BACKGROUND: Unbearable suffering most frequently is reported in end-of-life cancer patients in primary care. However, research seldom addresses unbearable suffering. The aim of this study was to comprehensively investigate the various aspects of unbearable suffering in end-of-life cancer patients cared for in primary care. METHODS: Forty four general practitioners recruited end-of-life cancer patients with an estimated life expectancy of half a year or shorter. The inclusion period was three years, follow-up lasted one additional year. Practices were monitored bimonthly to identify new cases. Unbearable aspects in five domains and overall unbearable suffering were quantitatively assessed (5-point scale) through patient interviews every two months with a comprehensive instrument. Scores of 4 (serious) or 5 (hardly can be worse) were defined unbearable. The last interviews before death were analyzed. Sources providing strength to bear suffering were identified through additional open-ended questions. RESULTS: Seventy six out of 148 patients (51%) requested to participate consented; the attrition rate was 8%, while 8% were alive at the end of follow-up. Sixty four patients were followed up until death; in 60 patients interviews were complete.
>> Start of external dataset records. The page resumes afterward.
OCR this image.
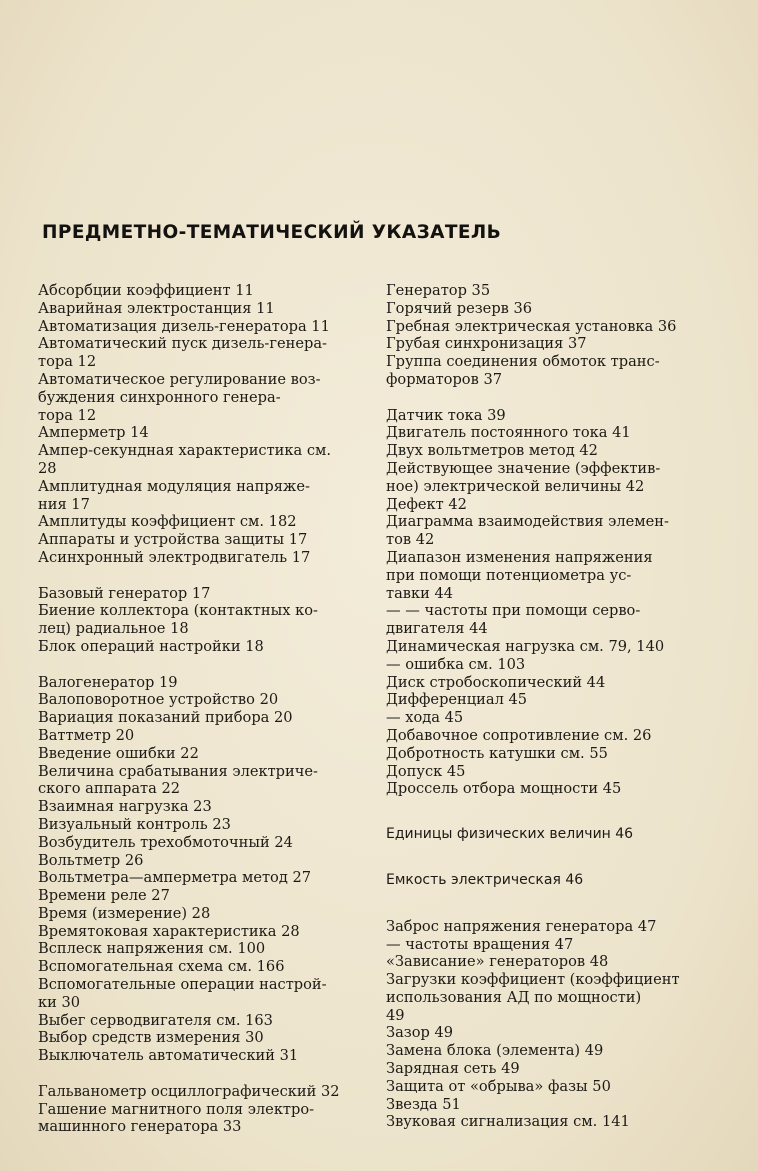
ПРЕДМЕТНО-ТЕМАТИЧЕСКИЙ УКАЗАТЕЛЬ
Абсорбции коэффициент 11
Аварийная электростанция 11
Автоматизация дизель-генератора 11
Автоматический пуск дизель-генера-
тора 12
Автоматическое регулирование воз-
буждения синхронного генера-
тора 12
Амперметр 14
Ампер-секундная характеристика см.
28
Амплитудная модуляция напряже-
ния 17
Амплитуды коэффициент см. 182
Аппараты и устройства защиты 17
Асинхронный электродвигатель 17
Базовый генератор 17
Биение коллектора (контактных ко-
лец) радиальное 18
Блок операций настройки 18
Валогенератор 19
Валоповоротное устройство 20
Вариация показаний прибора 20
Ваттметр 20
Введение ошибки 22
Величина срабатывания электриче-
ского аппарата 22
Взаимная нагрузка 23
Визуальный контроль 23
Возбудитель трехобмоточный 24
Вольтметр 26
Вольтметра—амперметра метод 27
Времени реле 27
Время (измерение) 28
Времятоковая характеристика 28
Всплеск напряжения см. 100
Вспомогательная схема см. 166
Вспомогательные операции настрой-
ки 30
Выбег серводвигателя см. 163
Выбор средств измерения 30
Выключатель автоматический 31
Гальванометр осциллографический 32
Гашение магнитного поля электро-
машинного генератора 33
Генератор 35
Горячий резерв 36
Гребная электрическая установка 36
Грубая синхронизация 37
Группа соединения обмоток транс-
форматоров 37
Датчик тока 39
Двигатель постоянного тока 41
Двух вольтметров метод 42
Действующее значение (эффектив-
ное) электрической величины 42
Дефект 42
Диаграмма взаимодействия элемен-
тов 42
Диапазон изменения напряжения
при помощи потенциометра ус-
тавки 44
— — частоты при помощи серво-
двигателя 44
Динамическая нагрузка см. 79, 140
— ошибка см. 103
Диск стробоскопический 44
Дифференциал 45
— хода 45
Добавочное сопротивление см. 26
Добротность катушки см. 55
Допуск 45
Дроссель отбора мощности 45
Единицы физических величин 46
Емкость электрическая 46
Заброс напряжения генератора 47
— частоты вращения 47
«Зависание» генераторов 48
Загрузки коэффициент (коэффициент
использования АД по мощности)
49
Зазор 49
Замена блока (элемента) 49
Зарядная сеть 49
Защита от «обрыва» фазы 50
Звезда 51
Звуковая сигнализация см. 141
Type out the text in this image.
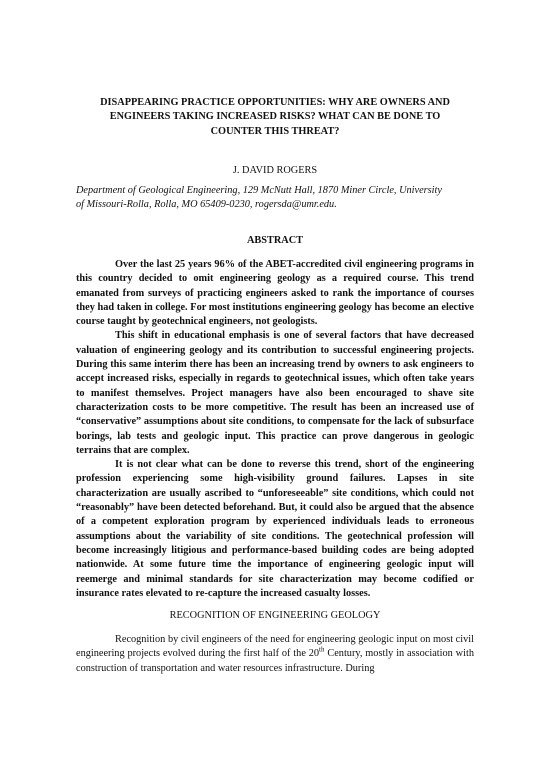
DISAPPEARING PRACTICE OPPORTUNITIES: WHY ARE OWNERS AND
ENGINEERS TAKING INCREASED RISKS? WHAT CAN BE DONE TO
COUNTER THIS THREAT?
J. DAVID ROGERS
Department of Geological Engineering, 129 McNutt Hall, 1870 Miner Circle, University
of Missouri-Rolla, Rolla, MO 65409-0230, rogersda@umr.edu.
ABSTRACT

Over the last 25 years 96% of the ABET-accredited civil engineering programs in this country decided to omit engineering geology as a required course. This trend emanated from surveys of practicing engineers asked to rank the importance of courses they had taken in college. For most institutions engineering geology has become an elective course taught by geotechnical engineers, not geologists.

This shift in educational emphasis is one of several factors that have decreased valuation of engineering geology and its contribution to successful engineering projects. During this same interim there has been an increasing trend by owners to ask engineers to accept increased risks, especially in regards to geotechnical issues, which often take years to manifest themselves. Project managers have also been encouraged to shave site characterization costs to be more competitive. The result has been an increased use of “conservative” assumptions about site conditions, to compensate for the lack of subsurface borings, lab tests and geologic input. This practice can prove dangerous in geologic terrains that are complex.

It is not clear what can be done to reverse this trend, short of the engineering profession experiencing some high-visibility ground failures. Lapses in site characterization are usually ascribed to “unforeseeable” site conditions, which could not “reasonably” have been detected beforehand. But, it could also be argued that the absence of a competent exploration program by experienced individuals leads to erroneous assumptions about the variability of site conditions. The geotechnical profession will become increasingly litigious and performance-based building codes are being adopted nationwide. At some future time the importance of engineering geologic input will reemerge and minimal standards for site characterization may become codified or insurance rates elevated to re-capture the increased casualty losses.

RECOGNITION OF ENGINEERING GEOLOGY

Recognition by civil engineers of the need for engineering geologic input on most civil engineering projects evolved during the first half of the 20th Century, mostly in association with construction of transportation and water resources infrastructure. During
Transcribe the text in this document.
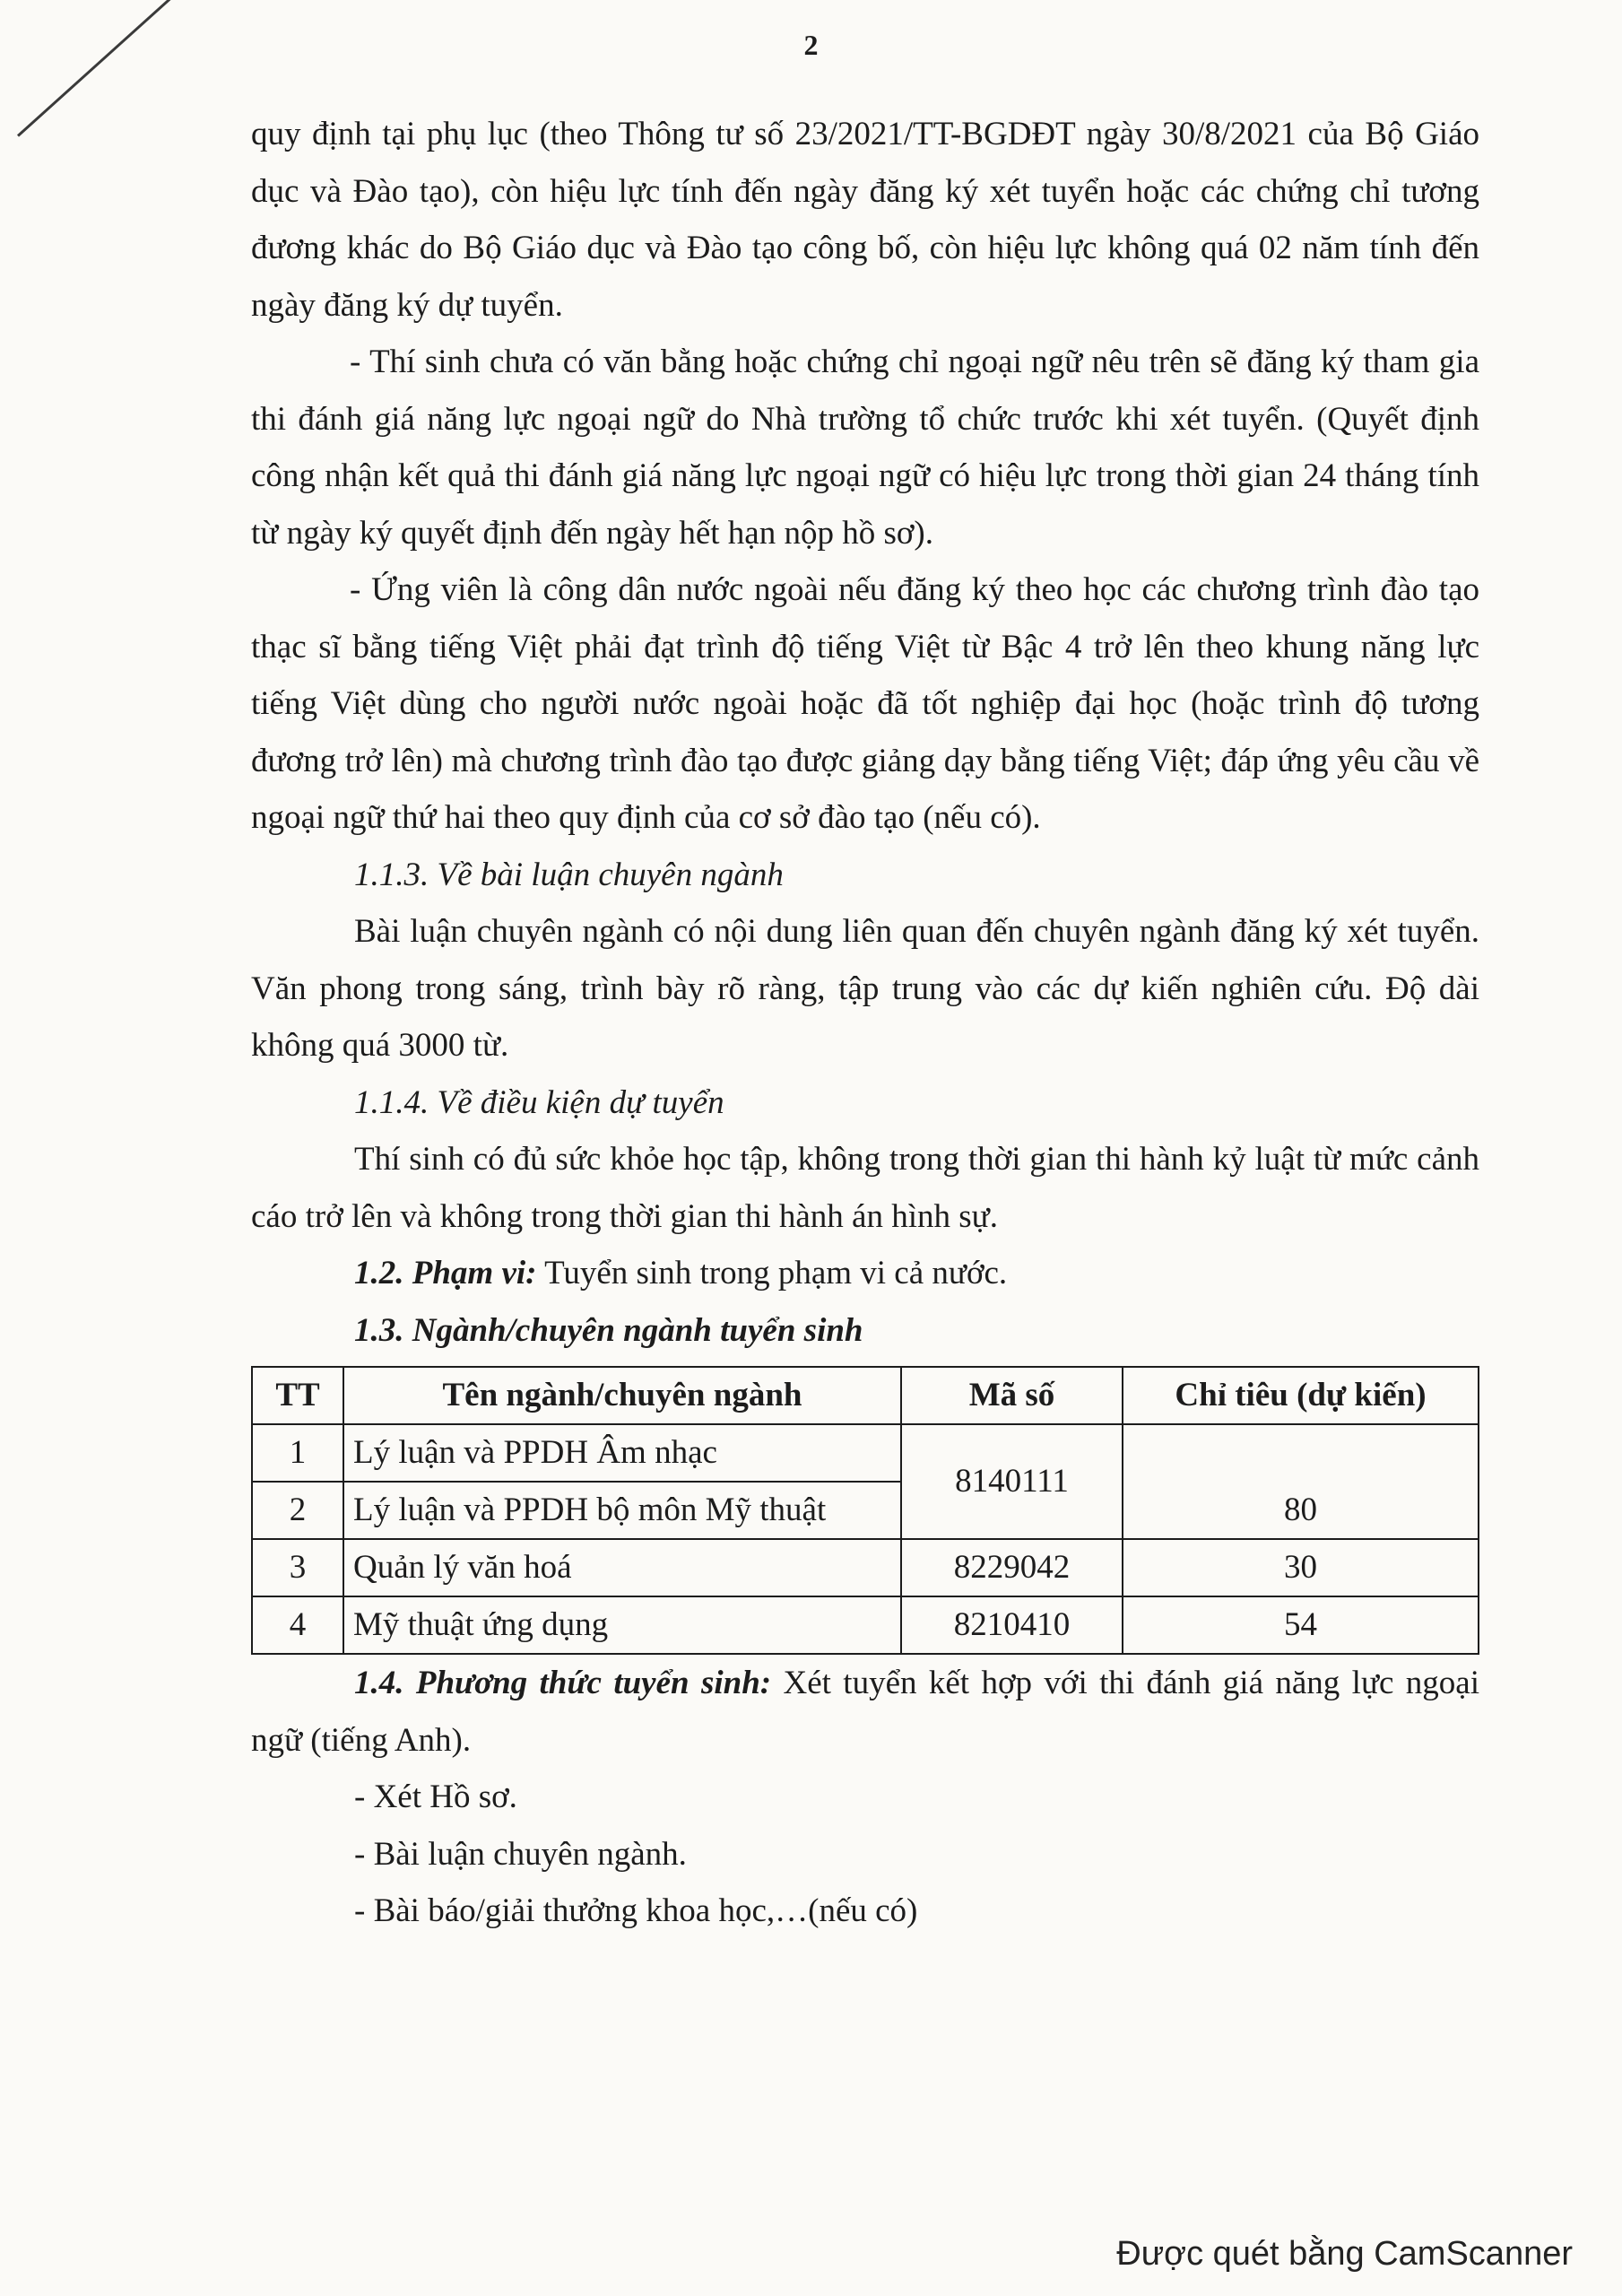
2

quy định tại phụ lục (theo Thông tư số 23/2021/TT-BGDĐT ngày 30/8/2021 của Bộ Giáo dục và Đào tạo), còn hiệu lực tính đến ngày đăng ký xét tuyển hoặc các chứng chỉ tương đương khác do Bộ Giáo dục và Đào tạo công bố, còn hiệu lực không quá 02 năm tính đến ngày đăng ký dự tuyển.

- Thí sinh chưa có văn bằng hoặc chứng chỉ ngoại ngữ nêu trên sẽ đăng ký tham gia thi đánh giá năng lực ngoại ngữ do Nhà trường tổ chức trước khi xét tuyển. (Quyết định công nhận kết quả thi đánh giá năng lực ngoại ngữ có hiệu lực trong thời gian 24 tháng tính từ ngày ký quyết định đến ngày hết hạn nộp hồ sơ).

- Ứng viên là công dân nước ngoài nếu đăng ký theo học các chương trình đào tạo thạc sĩ bằng tiếng Việt phải đạt trình độ tiếng Việt từ Bậc 4 trở lên theo khung năng lực tiếng Việt dùng cho người nước ngoài hoặc đã tốt nghiệp đại học (hoặc trình độ tương đương trở lên) mà chương trình đào tạo được giảng dạy bằng tiếng Việt; đáp ứng yêu cầu về ngoại ngữ thứ hai theo quy định của cơ sở đào tạo (nếu có).

1.1.3. Về bài luận chuyên ngành

Bài luận chuyên ngành có nội dung liên quan đến chuyên ngành đăng ký xét tuyển. Văn phong trong sáng, trình bày rõ ràng, tập trung vào các dự kiến nghiên cứu. Độ dài không quá 3000 từ.

1.1.4. Về điều kiện dự tuyển

Thí sinh có đủ sức khỏe học tập, không trong thời gian thi hành kỷ luật từ mức cảnh cáo trở lên và không trong thời gian thi hành án hình sự.

1.2. Phạm vi: Tuyển sinh trong phạm vi cả nước.

1.3. Ngành/chuyên ngành tuyển sinh

TT	Tên ngành/chuyên ngành	Mã số	Chỉ tiêu (dự kiến)
1	Lý luận và PPDH Âm nhạc	8140111	80
2	Lý luận và PPDH bộ môn Mỹ thuật		
3	Quản lý văn hoá	8229042	30
4	Mỹ thuật ứng dụng	8210410	54

1.4. Phương thức tuyển sinh: Xét tuyển kết hợp với thi đánh giá năng lực ngoại ngữ (tiếng Anh).

- Xét Hồ sơ.

- Bài luận chuyên ngành.

- Bài báo/giải thưởng khoa học,…(nếu có)

Được quét bằng CamScanner
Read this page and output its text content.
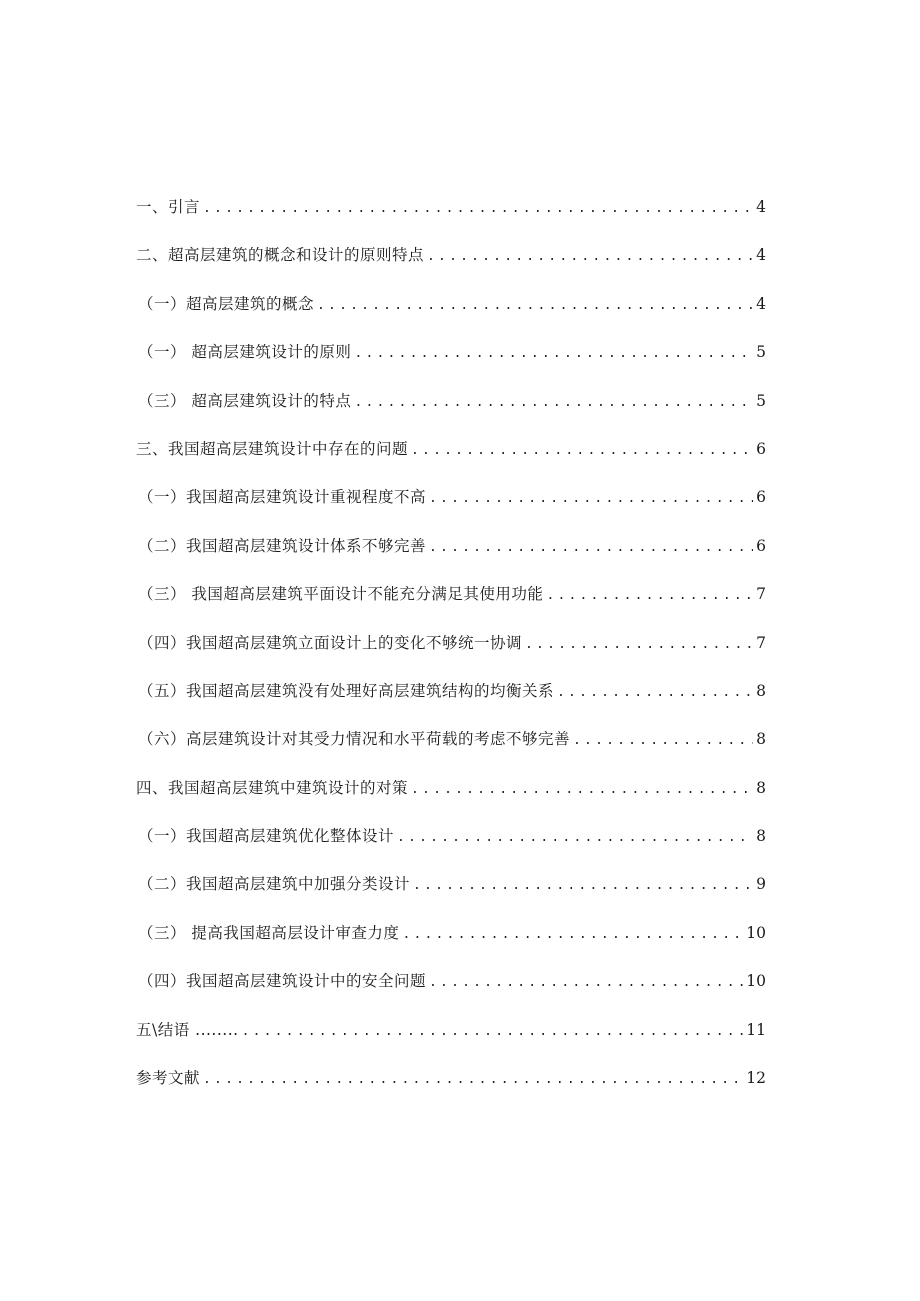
一、引言 .....	4
二、超高层建筑的概念和设计的原则特点 .....	4
（一）超高层建筑的概念 .....	4
（一） 超高层建筑设计的原则 .....	5
（三） 超高层建筑设计的特点 .....	5
三、我国超高层建筑设计中存在的问题 .....	6
（一）我国超高层建筑设计重视程度不高 .....	6
（二）我国超高层建筑设计体系不够完善 .....	6
（三） 我国超高层建筑平面设计不能充分满足其使用功能 .....	7
（四）我国超高层建筑立面设计上的变化不够统一协调 .....	7
（五）我国超高层建筑没有处理好高层建筑结构的均衡关系 .....	8
（六）高层建筑设计对其受力情况和水平荷载的考虑不够完善 .....	8
四、我国超高层建筑中建筑设计的对策 .....	8
（一）我国超高层建筑优化整体设计 .....	8
（二）我国超高层建筑中加强分类设计 .....	9
（三） 提高我国超高层设计审查力度 .....	10
（四）我国超高层建筑设计中的安全问题 .....	10
五\结语 ........ .....	11
参考文献 .....	12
Overall unbearable suffering occurred in 28%. A mean of 18 unbearable aspects was present in patients with serious (score 4) overall unbearable suffering. Overall, half of the unbearable aspects involved the domain of traditional medical symptoms. The most frequent unbearable aspects were weakness, general discomfort, tiredness, pain, loss of appetite and not sleeping well (25%-57%). The other half of the unbearable aspects involved the domains of function, personhood, environment, and nature and prognosis of disease. The most frequent unbearable aspects were impaired activities, feeling dependent, help needed with housekeeping, not being able to do important things, trouble accepting the situation, being bedridden and loss of control (27%-55%). The combination of love and support was the most frequent source (67%) providing strength to bear suffering. CONCLUSIONS: Overall unbearable suffering occurred in one in every four end-of-life cancer patients. Half of the unbearable aspects involved medical symptoms, the other half concerned psychological, social and existential dimensions. Physicians need to comprehensively assess suffering and provide psychosocial interventions alongside physical symptom management.